I’ve also noticed how much calmer, kinder, and more present I am when my environment feels predictable and my belongings are where I expect them to be. I already navigate a world that requires constant adjustment, whether that’s managing executive functioning challenges, sensory input, or the ongoing effort of social interpretation, and when my physical space is consistent, it frees up capacity for me to show up more fully in my relationships and my life. When that consistency is disrupted over and over again, it’s not just about the object that’s missing, it’s about the cumulative impact of feeling like my needs are optional or easily dismissed.
And that’s really what sits underneath all of this, because when I’ve clearly communicated a boundary and it’s ignored or minimized, it doesn’t land as a small oversight, it lands as a kind of invisibility, a message that what matters to me doesn’t carry enough weight to be remembered or respected. Like many neurodivergent people, I have spent years adapting, softening, letting things go, telling myself not to make a big deal out of things that felt big in my body, and I’m no longer willing to do that at the expense of my own regulation and wellbeing.
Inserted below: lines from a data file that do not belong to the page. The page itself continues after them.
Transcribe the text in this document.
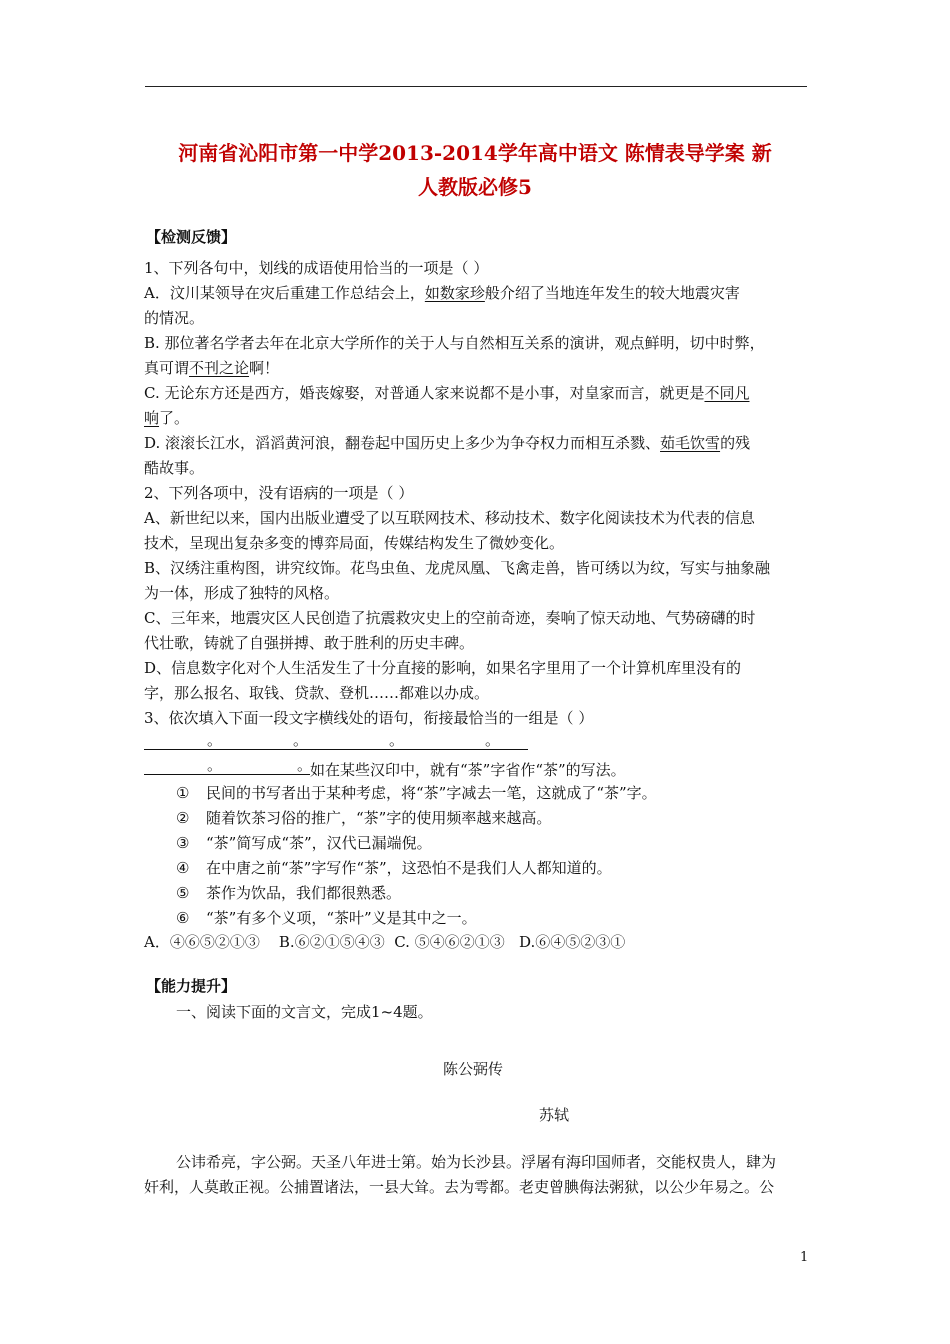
河南省沁阳市第一中学2013-2014学年高中语文 陈情表导学案 新
人教版必修5
【检测反馈】
1、下列各句中，划线的成语使用恰当的一项是（ ）
A．汶川某领导在灾后重建工作总结会上，如数家珍般介绍了当地连年发生的较大地震灾害
的情况。
B. 那位著名学者去年在北京大学所作的关于人与自然相互关系的演讲，观点鲜明，切中时弊，
真可谓不刊之论啊！
C. 无论东方还是西方，婚丧嫁娶，对普通人家来说都不是小事，对皇家而言，就更是不同凡
响了。
D. 滚滚长江水，滔滔黄河浪，翻卷起中国历史上多少为争夺权力而相互杀戮、茹毛饮雪的残
酷故事。
2、下列各项中，没有语病的一项是（ ）
A、新世纪以来，国内出版业遭受了以互联网技术、移动技术、数字化阅读技术为代表的信息
技术，呈现出复杂多变的博弈局面，传媒结构发生了微妙变化。
B、汉绣注重构图，讲究纹饰。花鸟虫鱼、龙虎凤凰、飞禽走兽，皆可绣以为纹，写实与抽象融
为一体，形成了独特的风格。
C、三年来，地震灾区人民创造了抗震救灾史上的空前奇迹，奏响了惊天动地、气势磅礴的时
代壮歌，铸就了自强拼搏、敢于胜利的历史丰碑。
D、信息数字化对个人生活发生了十分直接的影响，如果名字里用了一个计算机库里没有的
字，那么报名、取钱、贷款、登机……都难以办成。
3、依次填入下面一段文字横线处的语句，衔接最恰当的一组是（ ）
。	。	。	。
。	。
如在某些汉印中，就有“茶”字省作“茶”的写法。
① 民间的书写者出于某种考虑，将“茶”字减去一笔，这就成了“茶”字。
② 随着饮茶习俗的推广，“茶”字的使用频率越来越高。
③ “茶”简写成“茶”，汉代已漏端倪。
④ 在中唐之前“茶”字写作“茶”，这恐怕不是我们人人都知道的。
⑤ 茶作为饮品，我们都很熟悉。
⑥ “茶”有多个义项，“茶叶”义是其中之一。
A．④⑥⑤②①③    B.⑥②①⑤④③  C. ⑤④⑥②①③   D.⑥④⑤②③①
【能力提升】
一、阅读下面的文言文，完成1~4题。
陈公弼传
苏轼
公讳希亮，字公弼。天圣八年进士第。始为长沙县。浮屠有海印国师者，交能权贵人，肆为
奸利，人莫敢正视。公捕置诸法，一县大耸。去为雩都。老吏曾腆侮法粥狱，以公少年易之。公
1
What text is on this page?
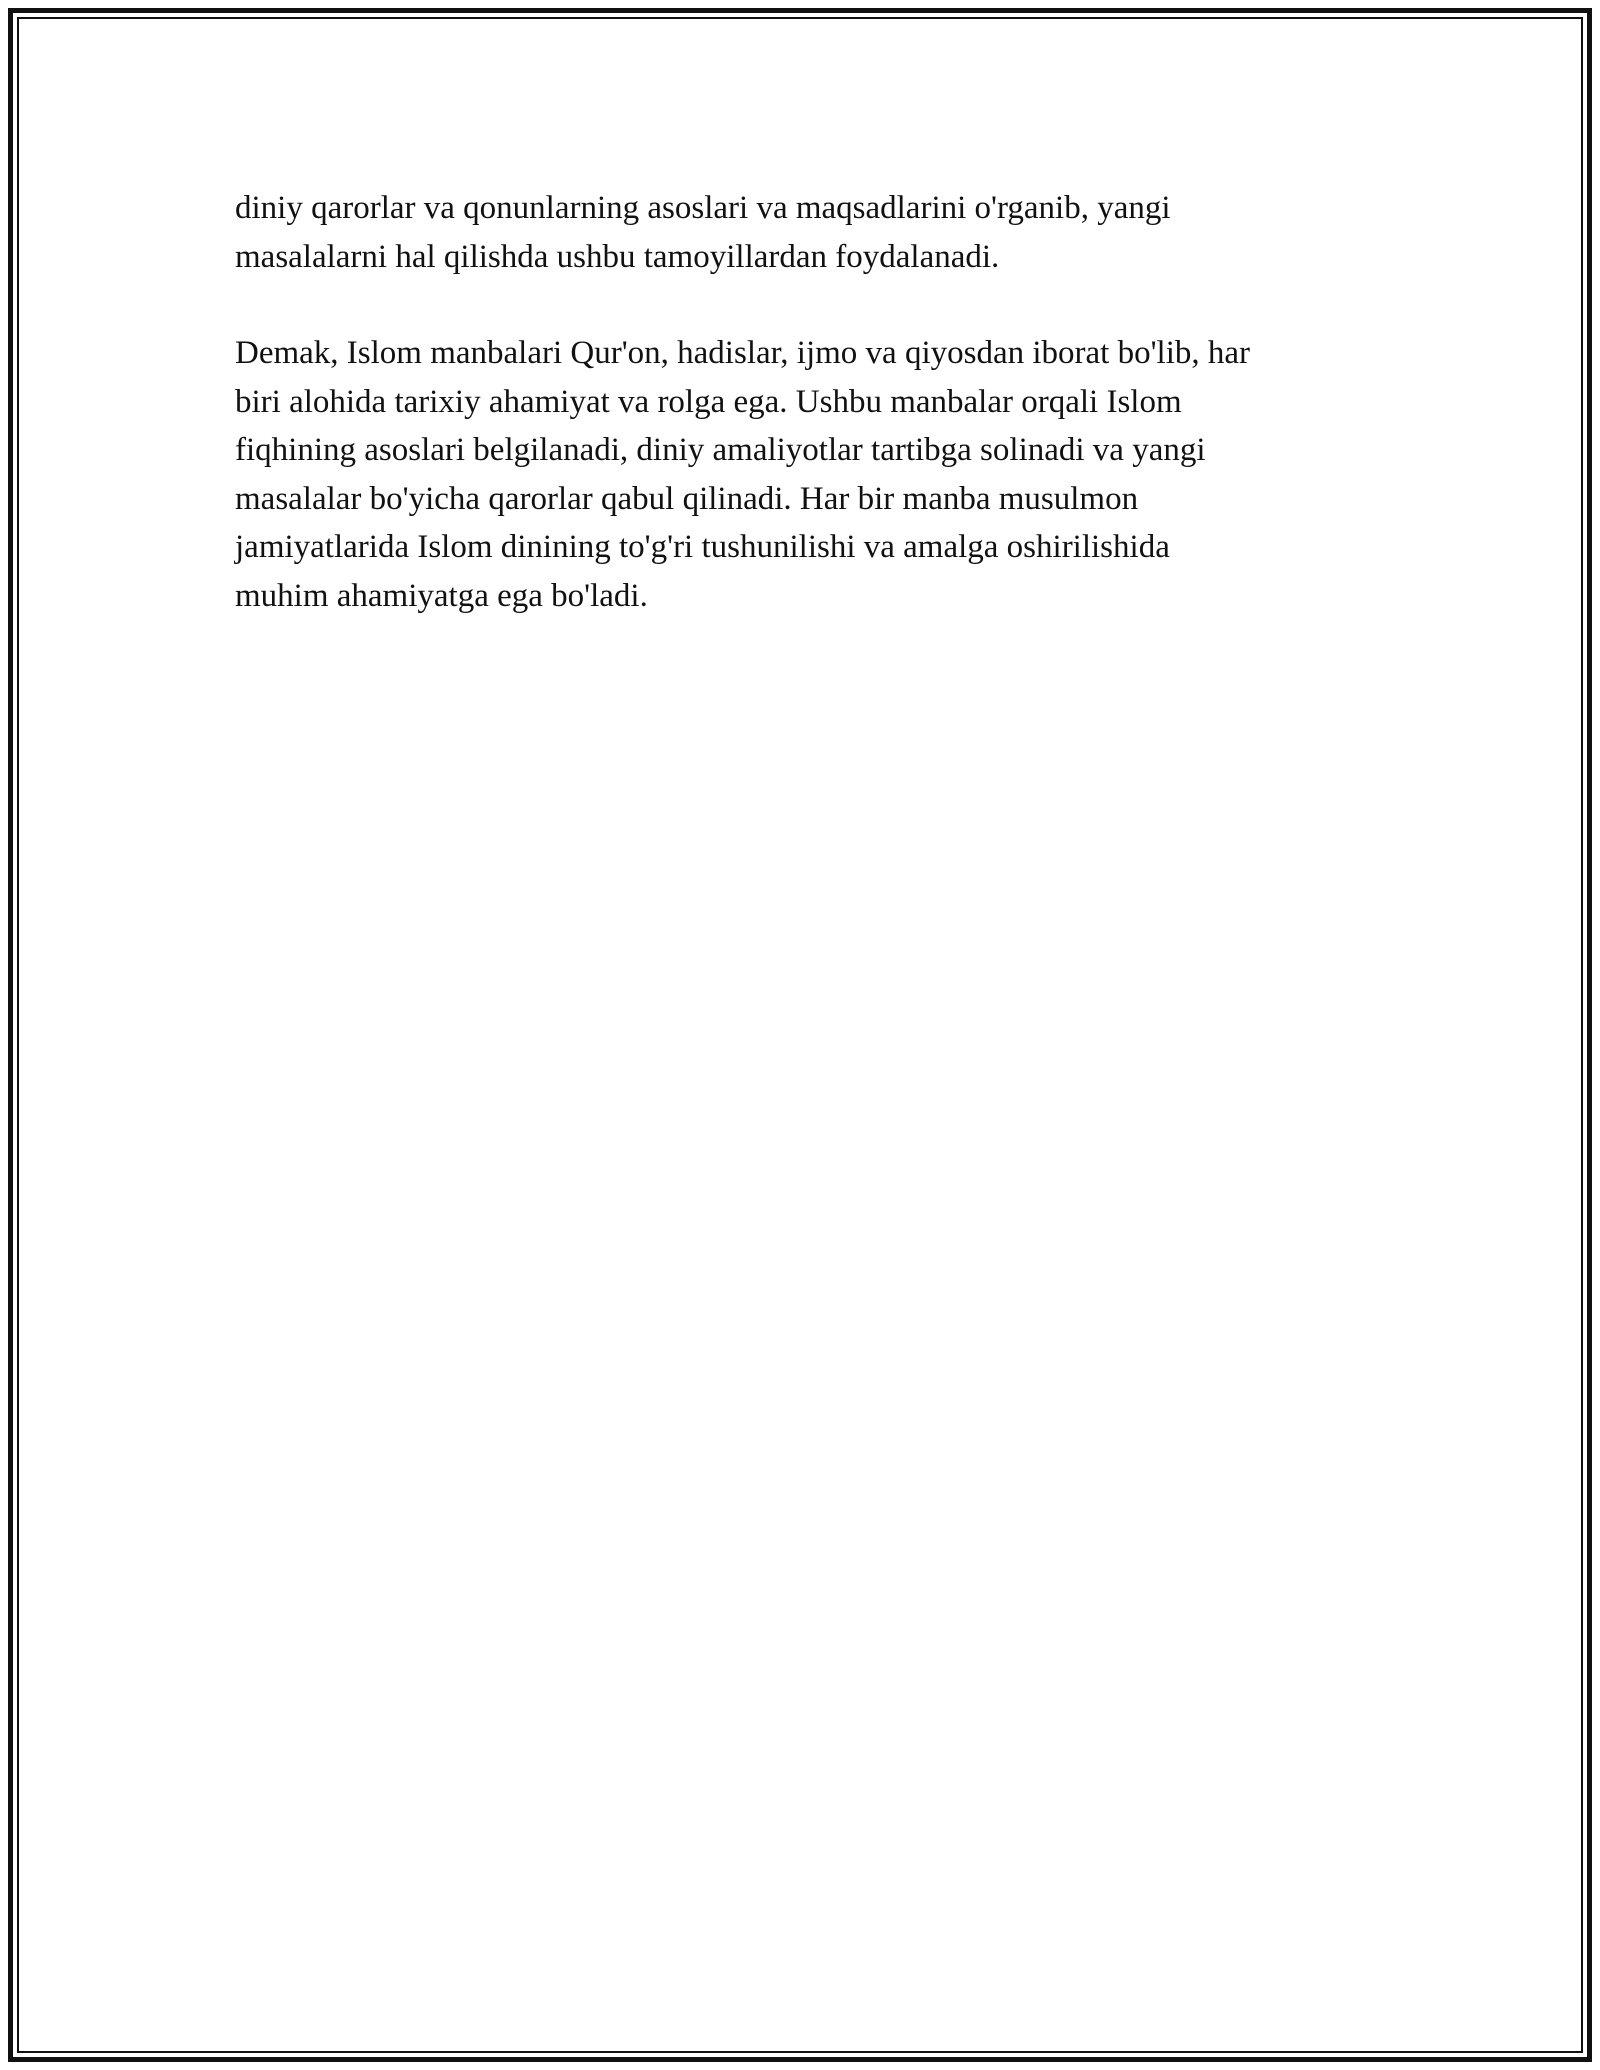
diniy qarorlar va qonunlarning asoslari va maqsadlarini o'rganib, yangi
masalalarni hal qilishda ushbu tamoyillardan foydalanadi.

Demak, Islom manbalari Qur'on, hadislar, ijmo va qiyosdan iborat bo'lib, har
biri alohida tarixiy ahamiyat va rolga ega. Ushbu manbalar orqali Islom
fiqhining asoslari belgilanadi, diniy amaliyotlar tartibga solinadi va yangi
masalalar bo'yicha qarorlar qabul qilinadi. Har bir manba musulmon
jamiyatlarida Islom dinining to'g'ri tushunilishi va amalga oshirilishida
muhim ahamiyatga ega bo'ladi.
What I need isn’t complicated, even if it might feel unfamiliar to others, because it comes down to respect, consideration, and a willingness to take my words seriously the first time I say them. I need my belongings to be treated as mine, especially the ones I’ve named as important, I need things that are borrowed to be returned in a timely and respectful way, and I need my reactions to be met with curiosity rather than dismissal, with an understanding that what might seem small on the surface is connected to something much deeper in my lived experience.
And if you’re someone who also feels this, who needs your things to stay where you left them, who feels that intense ripple when something is moved or taken without asking, you’re not being unreasonable, you’re responding to your nervous system in a way that makes sense. You’re not asking for too much, you’re asking for something that allows you to feel regulated, respected, and at ease in your own space.
And to my family, who I love deeply and genuinely enjoy sharing my home with, this is said with both affection and sincerity, please, just leave my mug alone, because if it disappears again, I cannot guarantee there won’t be labels, hiding spots, or a level of creativity in mug protection that none of us are prepared for.